Middle East

EU to give Tunisia €1bn to fight trafficking and prop up ailing economy

The president of the European Commission, Ursula von der Leyen, is to return to Tunisia on Sunday with the prime ministers of Italy and the Netherlands to sign off the details of a €1bn deal aimed at combating people smuggling and supporting the country’s collapsing economy.

Sources have confirmed they are expecting to sign off on a memorandum of understanding only days after a group of politicians in the European parliament warned that Tunisia should not be handed a deal on a “silver plate” amid fears of a “breakdown” of democracy in the country.

Von der Leyen’s trip comes one month after the trio first went to Tunisia to unveil a package involving €900m (£770m) of macrofinancial assistance with a further €150m to support a reform agenda set by the International Monetary Fund.

As part of the €1bn package, a further €105m will be funnelled into a new partnership with Tunisia to combat people-smuggling, human trafficking and the continuing tragedies at sea.

The EU has been eager to stress the wider economic parts of the package in an attempt to break an impasse in negotiations following the declaration by the Tunisian president, Kais Saied, that his country would not be the EU’s “border guard”.

It is also keen to ink the deal to demonstrate to member states where migration is a hot political issue that it is taking action to reduce the numbers crossing its borders.

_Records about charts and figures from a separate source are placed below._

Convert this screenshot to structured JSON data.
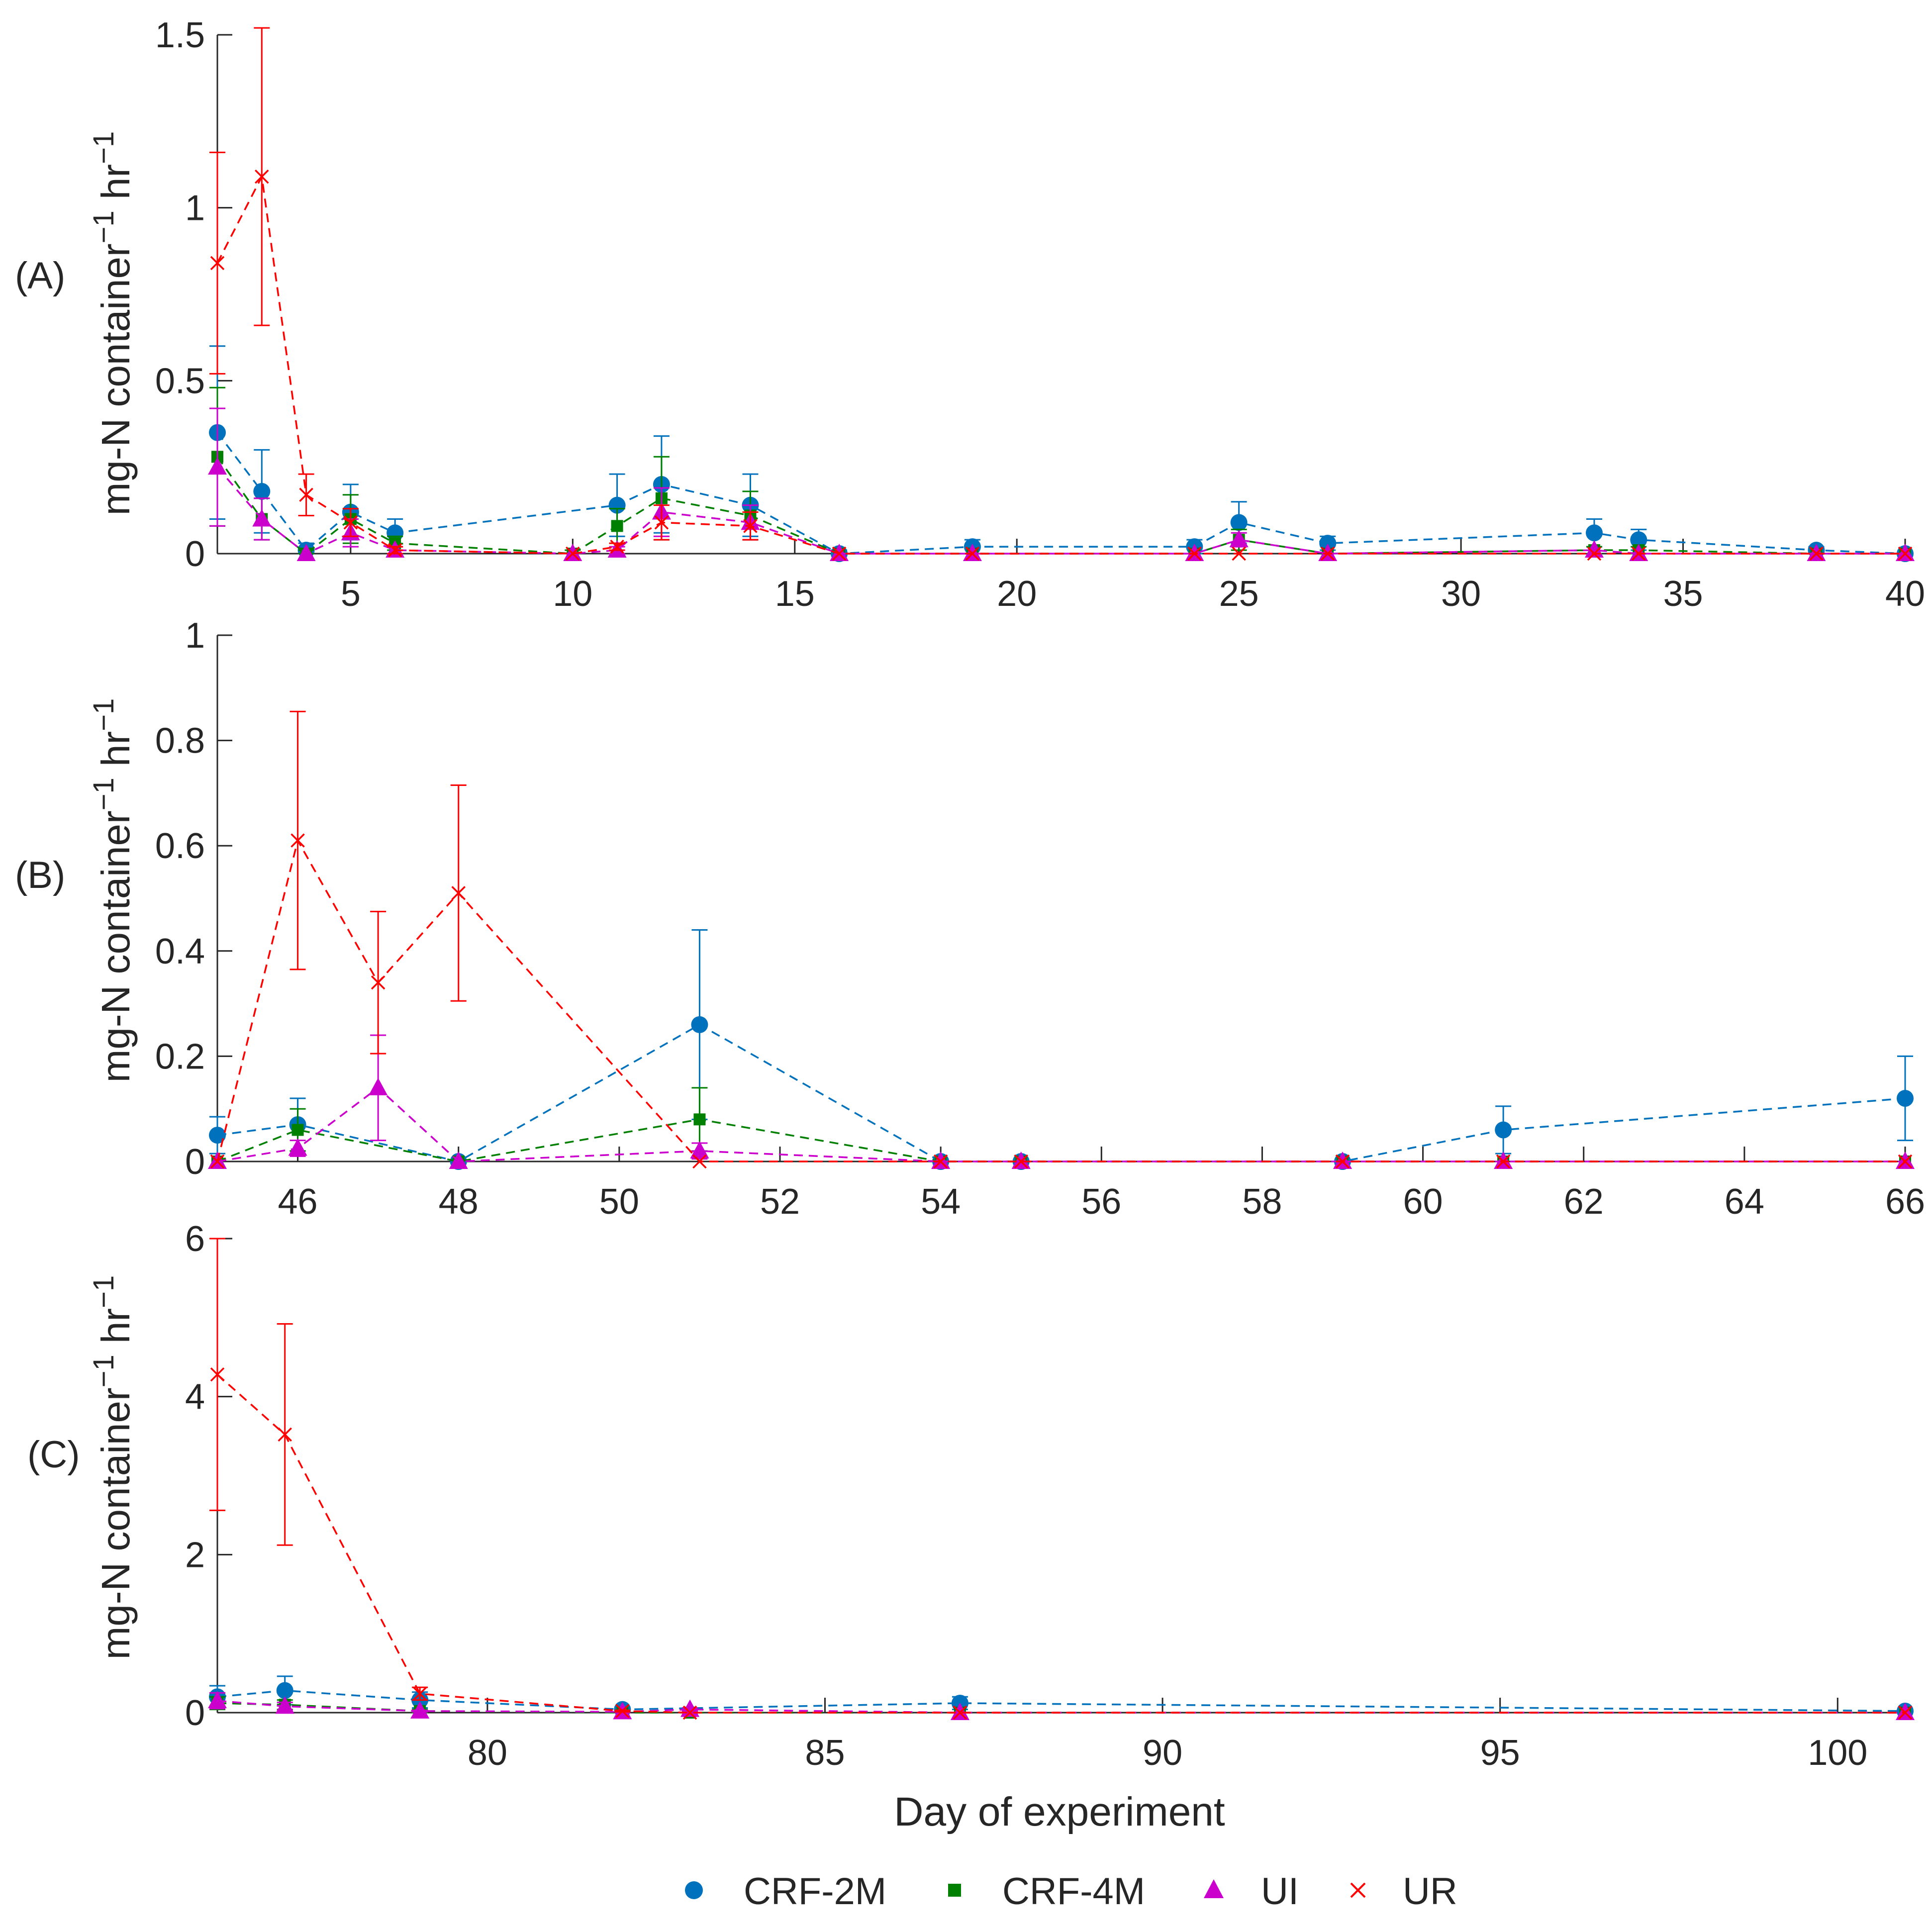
{
  "figure": {
    "xlabel": "Day of experiment",
    "ylabel_main": "mg-N container",
    "ylabel_sup1": "−1",
    "ylabel_unit": " hr",
    "ylabel_sup2": "−1"
  },
  "legend": {
    "items": [
      {
        "label": "CRF-2M",
        "color": "#0072BD",
        "marker": "circle"
      },
      {
        "label": "CRF-4M",
        "color": "#008000",
        "marker": "square"
      },
      {
        "label": "UI",
        "color": "#CC00CC",
        "marker": "triangle"
      },
      {
        "label": "UR",
        "color": "#FF0000",
        "marker": "x"
      }
    ]
  },
  "chart_data": [
    {
      "type": "line",
      "panel_label": "(A)",
      "title": "",
      "xlabel": "",
      "ylabel": "mg-N container−1 hr−1",
      "xlim": [
        2,
        40
      ],
      "ylim": [
        0,
        1.5
      ],
      "xticks": [
        5,
        10,
        15,
        20,
        25,
        30,
        35,
        40
      ],
      "yticks": [
        0,
        0.5,
        1,
        1.5
      ],
      "ytick_labels": [
        "0",
        "0.5",
        "1",
        "1.5"
      ],
      "series": [
        {
          "name": "CRF-2M",
          "x": [
            2,
            3,
            4,
            5,
            6,
            11,
            12,
            14,
            16,
            19,
            24,
            25,
            27,
            33,
            34,
            38,
            40
          ],
          "y": [
            0.35,
            0.18,
            0.01,
            0.12,
            0.06,
            0.14,
            0.2,
            0.14,
            0.0,
            0.02,
            0.02,
            0.09,
            0.03,
            0.06,
            0.04,
            0.01,
            0.0
          ],
          "err": [
            0.25,
            0.12,
            0.02,
            0.08,
            0.04,
            0.09,
            0.14,
            0.09,
            0.01,
            0.02,
            0.02,
            0.06,
            0.02,
            0.04,
            0.03,
            0.01,
            0.0
          ]
        },
        {
          "name": "CRF-4M",
          "x": [
            2,
            3,
            4,
            5,
            6,
            10,
            11,
            12,
            14,
            16,
            19,
            24,
            25,
            27,
            33,
            34,
            38,
            40
          ],
          "y": [
            0.28,
            0.1,
            0.0,
            0.1,
            0.03,
            0.0,
            0.08,
            0.16,
            0.11,
            0.0,
            0.0,
            0.0,
            0.04,
            0.0,
            0.01,
            0.01,
            0.0,
            0.0
          ],
          "err": [
            0.2,
            0.06,
            0.01,
            0.07,
            0.02,
            0.01,
            0.05,
            0.12,
            0.07,
            0.0,
            0.0,
            0.0,
            0.03,
            0.0,
            0.01,
            0.01,
            0.0,
            0.0
          ]
        },
        {
          "name": "UI",
          "x": [
            2,
            3,
            4,
            5,
            6,
            10,
            11,
            12,
            14,
            16,
            19,
            24,
            25,
            27,
            33,
            34,
            38,
            40
          ],
          "y": [
            0.25,
            0.1,
            0.0,
            0.06,
            0.01,
            0.0,
            0.01,
            0.12,
            0.09,
            0.0,
            0.0,
            0.0,
            0.04,
            0.0,
            0.01,
            0.0,
            0.0,
            0.0
          ],
          "err": [
            0.17,
            0.06,
            0.0,
            0.04,
            0.01,
            0.0,
            0.01,
            0.07,
            0.05,
            0.0,
            0.0,
            0.0,
            0.02,
            0.0,
            0.0,
            0.0,
            0.0,
            0.0
          ]
        },
        {
          "name": "UR",
          "x": [
            2,
            3,
            4,
            5,
            6,
            10,
            11,
            12,
            14,
            16,
            19,
            24,
            25,
            27,
            33,
            34,
            38,
            40
          ],
          "y": [
            0.84,
            1.09,
            0.17,
            0.09,
            0.01,
            0.0,
            0.02,
            0.09,
            0.08,
            0.0,
            0.0,
            0.0,
            0.0,
            0.0,
            0.0,
            0.0,
            0.0,
            0.0
          ],
          "err": [
            0.32,
            0.43,
            0.06,
            0.04,
            0.01,
            0.0,
            0.01,
            0.05,
            0.04,
            0.0,
            0.0,
            0.0,
            0.0,
            0.0,
            0.0,
            0.0,
            0.0,
            0.0
          ]
        }
      ]
    },
    {
      "type": "line",
      "panel_label": "(B)",
      "title": "",
      "xlabel": "",
      "ylabel": "mg-N container−1 hr−1",
      "xlim": [
        45,
        66
      ],
      "ylim": [
        0,
        1
      ],
      "xticks": [
        46,
        48,
        50,
        52,
        54,
        56,
        58,
        60,
        62,
        64,
        66
      ],
      "yticks": [
        0,
        0.2,
        0.4,
        0.6,
        0.8,
        1
      ],
      "ytick_labels": [
        "0",
        "0.2",
        "0.4",
        "0.6",
        "0.8",
        "1"
      ],
      "series": [
        {
          "name": "CRF-2M",
          "x": [
            45,
            46,
            48,
            51,
            54,
            55,
            59,
            61,
            66
          ],
          "y": [
            0.05,
            0.07,
            0.0,
            0.26,
            0.0,
            0.0,
            0.0,
            0.06,
            0.12
          ],
          "err": [
            0.035,
            0.05,
            0.0,
            0.18,
            0.0,
            0.0,
            0.0,
            0.045,
            0.08
          ]
        },
        {
          "name": "CRF-4M",
          "x": [
            45,
            46,
            48,
            51,
            54,
            55,
            59,
            61,
            66
          ],
          "y": [
            0.0,
            0.06,
            0.0,
            0.08,
            0.0,
            0.0,
            0.0,
            0.0,
            0.0
          ],
          "err": [
            0.0,
            0.04,
            0.0,
            0.06,
            0.0,
            0.0,
            0.0,
            0.0,
            0.0
          ]
        },
        {
          "name": "UI",
          "x": [
            45,
            46,
            47,
            48,
            51,
            54,
            55,
            59,
            61,
            66
          ],
          "y": [
            0.0,
            0.025,
            0.14,
            0.0,
            0.02,
            0.0,
            0.0,
            0.0,
            0.0,
            0.0
          ],
          "err": [
            0.0,
            0.015,
            0.1,
            0.0,
            0.015,
            0.0,
            0.0,
            0.0,
            0.0,
            0.0
          ]
        },
        {
          "name": "UR",
          "x": [
            45,
            46,
            47,
            48,
            51,
            54,
            55,
            59,
            61,
            66
          ],
          "y": [
            0.0,
            0.61,
            0.34,
            0.51,
            0.0,
            0.0,
            0.0,
            0.0,
            0.0,
            0.0
          ],
          "err": [
            0.0,
            0.245,
            0.135,
            0.205,
            0.0,
            0.0,
            0.0,
            0.0,
            0.0,
            0.0
          ]
        }
      ]
    },
    {
      "type": "line",
      "panel_label": "(C)",
      "title": "",
      "xlabel": "Day of experiment",
      "ylabel": "mg-N container−1 hr−1",
      "xlim": [
        76,
        101
      ],
      "ylim": [
        0,
        6
      ],
      "xticks": [
        80,
        85,
        90,
        95,
        100
      ],
      "yticks": [
        0,
        2,
        4,
        6
      ],
      "ytick_labels": [
        "0",
        "2",
        "4",
        "6"
      ],
      "series": [
        {
          "name": "CRF-2M",
          "x": [
            76,
            77,
            79,
            82,
            87,
            101
          ],
          "y": [
            0.2,
            0.28,
            0.16,
            0.04,
            0.12,
            0.02
          ],
          "err": [
            0.14,
            0.18,
            0.1,
            0.03,
            0.08,
            0.01
          ]
        },
        {
          "name": "CRF-4M",
          "x": [
            76,
            77,
            79,
            82,
            83,
            87,
            101
          ],
          "y": [
            0.12,
            0.1,
            0.02,
            0.0,
            0.0,
            0.0,
            0.0
          ],
          "err": [
            0.08,
            0.06,
            0.02,
            0.0,
            0.0,
            0.0,
            0.0
          ]
        },
        {
          "name": "UI",
          "x": [
            76,
            77,
            79,
            82,
            83,
            87,
            101
          ],
          "y": [
            0.15,
            0.08,
            0.02,
            0.01,
            0.04,
            0.0,
            0.0
          ],
          "err": [
            0.1,
            0.05,
            0.01,
            0.01,
            0.02,
            0.0,
            0.0
          ]
        },
        {
          "name": "UR",
          "x": [
            76,
            77,
            79,
            82,
            83,
            87,
            101
          ],
          "y": [
            4.28,
            3.52,
            0.24,
            0.02,
            0.0,
            0.0,
            0.0
          ],
          "err": [
            1.72,
            1.4,
            0.08,
            0.01,
            0.0,
            0.0,
            0.0
          ]
        }
      ]
    }
  ]
}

Last week, the Dutch government collapsed in a disagreement over migration, with the prime minister, Mark Rutte, declaring he would be quitting politics after the election.

Earlier this week, MEPs lined up to criticise the pact with Tunisia.

The French MEP Mounir Satouri said it was not right that Tunisia should be given “€1bn on a silver plate”. “That cannot happen,” he said, outlining the European parliament’s role as co-legislator in the EU.

“The European Union cannot be part of, complicit in, the breakdown of Tunisian democracy by President Saied. We need all European institutions united in our call and that the money released needs to be conditioned on full respect of human rights, democracy and of course rule of law,” said Matjaž Nemec, an MEP for the Progressive Alliance of Socialists and Democrats.

The EU package includes a comprehensive air transport agreement that could help tourism and a €150m “Medusa” digital cable link to Europe that it said could support research and education.

Concerns among human rights bodies that Saied is not upholding democratic principles have been echoed in some European capitals that are uncomfortable about sending economic migrants back to the country.

Under a compromise deal worked out last month, new legislation on asylum-seeking processes will allow individual countries to decide if Tunisia is a safe country.